Lombardi believes that once a team begins winning, the culture of success perpetuates itself. Especially when a team learns how to win together and takes accountability for its own success.
“Once your players feel they own the team, you’ve got it,” said Lombardi, who has no trouble citing examples of teams that have instilled a winning culture from the inside out.
“The Patriots did it,” Lombardi said. “The Yankees did it.” Lombardi is convinced the Kings can do it, too. And once a team has an established culture, a talented player who might not fit the mold can be shoehorned in.
“If (Anze) Kopitar and (Drew) Doughty and (Jonathan) Quick and (Jonathan) Bernier and all these guys become the equivalent of (Derek) Jeter and (Mariano) Rivera and (Jorge) Posada and (Andy) Pettitte, you can now venture out and bring in a guy with a little less character because he is going to fit in,” said Lombardi.
Lombardi is well aware the Kings don’t have a legacy like the Yankees. But, as a student of history, he also knows that those who do not learn from it are destined to repeat it.
“I am kind of a history buff from all angles, Lombardi said. “I had done some research before I came here and I remember looking at the Kings’ history. It was 10 years before a first-round pick – Jay Wells - played for them. You have got to try to mess up your drafts to go 10 years before your first first-round pick plays for you. They either traded the picks to Montreal, or made bad picks. Then they had a little period where they drafted well, but they traded Larry Murphy. They got Wayne Gretzky and that was successful, but it had no staying power.”
Before his stint in Philadelphia, Lombardi had built the San Jose Sharks into an annual Stanley Cup contender while calling the shots in Silicon Valley from 1996-2003. But that was different. Lombardi joined the franchise that had a mere three-year history, which made things easier. There were fewer mistakes to clean up and no longtime culture of losing to erase.
“When I took over in San Jose,” Lombardi said, “it was the fourth year of that franchise. It had bottomed out, so it was very similar with (Patrick) Marleau, (Scott) Hannan and (Evgeni) Nabokov. Having been through that building process helped. Here, however, you are dealing with fans that have been waiting for 44 years, fans who have the right to be impatient. In San Jose, we were very lucky with the Russians, but then we went back and built it the traditional way. Once you have that in place, you are going to be good for a long time.”
Los Angeles, with a franchise that has been around since the NHL’s first expansion in 1967, comes with an invested fan base, and that presented Lombardi with a whole new set of challenges in his quest to create a winning culture.
“It was much more difficult here,” Lombardi said. “The people are much more knowledgeable about hockey. I think the fans are as passionate as I’ve ever seen, including the major hockey cities.”
Lombardi believes Kings’ fans are among the most loyal in all of sports.

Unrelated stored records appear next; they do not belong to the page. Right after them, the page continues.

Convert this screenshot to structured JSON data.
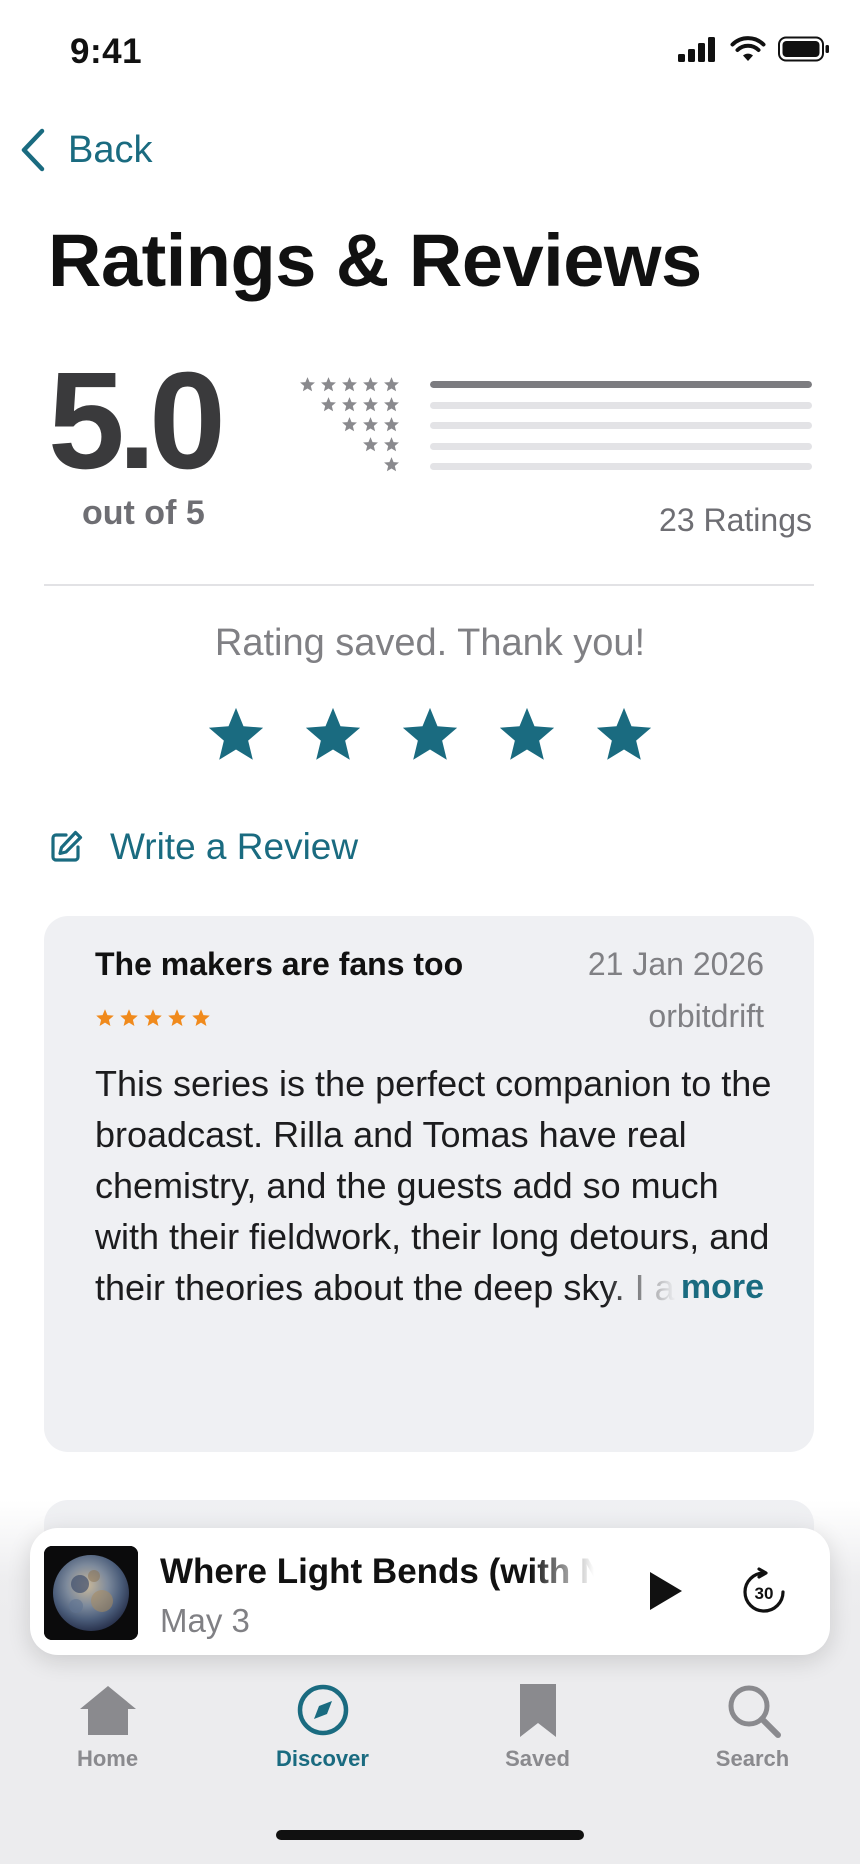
{
  "status_bar": {
    "time": "9:41"
  },
  "nav": {
    "back_label": "Back"
  },
  "page": {
    "title": "Ratings & Reviews"
  },
  "summary": {
    "average": "5.0",
    "out_of": "out of 5",
    "ratings_count": "23 Ratings",
    "distribution": [
      {
        "stars": 5,
        "fraction": 1.0
      },
      {
        "stars": 4,
        "fraction": 0.0
      },
      {
        "stars": 3,
        "fraction": 0.0
      },
      {
        "stars": 2,
        "fraction": 0.0
      },
      {
        "stars": 1,
        "fraction": 0.0
      }
    ]
  },
  "user_rating": {
    "message": "Rating saved. Thank you!",
    "stars": 5
  },
  "write_review": {
    "label": "Write a Review",
    "icon": "compose-icon"
  },
  "review": {
    "title": "The makers are fans too",
    "date": "21 Jan 2026",
    "author": "orbitdrift",
    "stars": 5,
    "body": "This series is the perfect companion to the broadcast. Rilla and Tomas have real chemistry, and the guests add so much with their fieldwork, their long detours, and their theories about the deep sky. I am glad to have somewhere to go further with them every week.",
    "more_label": "more"
  },
  "player": {
    "title": "Where Light Bends (with Nia",
    "date": "May 3",
    "skip_label": "30"
  },
  "tabs": [
    {
      "label": "Home",
      "icon": "home-icon",
      "active": false
    },
    {
      "label": "Discover",
      "icon": "compass-icon",
      "active": true
    },
    {
      "label": "Saved",
      "icon": "bookmark-icon",
      "active": false
    },
    {
      "label": "Search",
      "icon": "search-icon",
      "active": false
    }
  ],
  "colors": {
    "accent": "#1a6b80",
    "star_orange": "#f08a1c",
    "gray_text": "#808084",
    "card_bg": "#eff0f3"
  }
}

“The fans are as much a motivating factor as anything,” Lombardi said. “It’s like my players, when you have guys that stick it out, grind it out, aren’t fair weather, they deserve it. If there is any core group of fans that deserve a winner – in any sport – our fans are right up there with the (Chicago) Cubs.”
When Gretzky was a King, he liked to say that Rome wasn’t built in a day. Lombardi, too, knows establishing a culture can’t be rushed.
“It’s going to be hard,” Lombardi said. “You are not going to hit at the draft table every time. You are going to win some. You are going lose some. But that’s the only way I know how to build what we really want, which is to be a contender year-in and year-out.”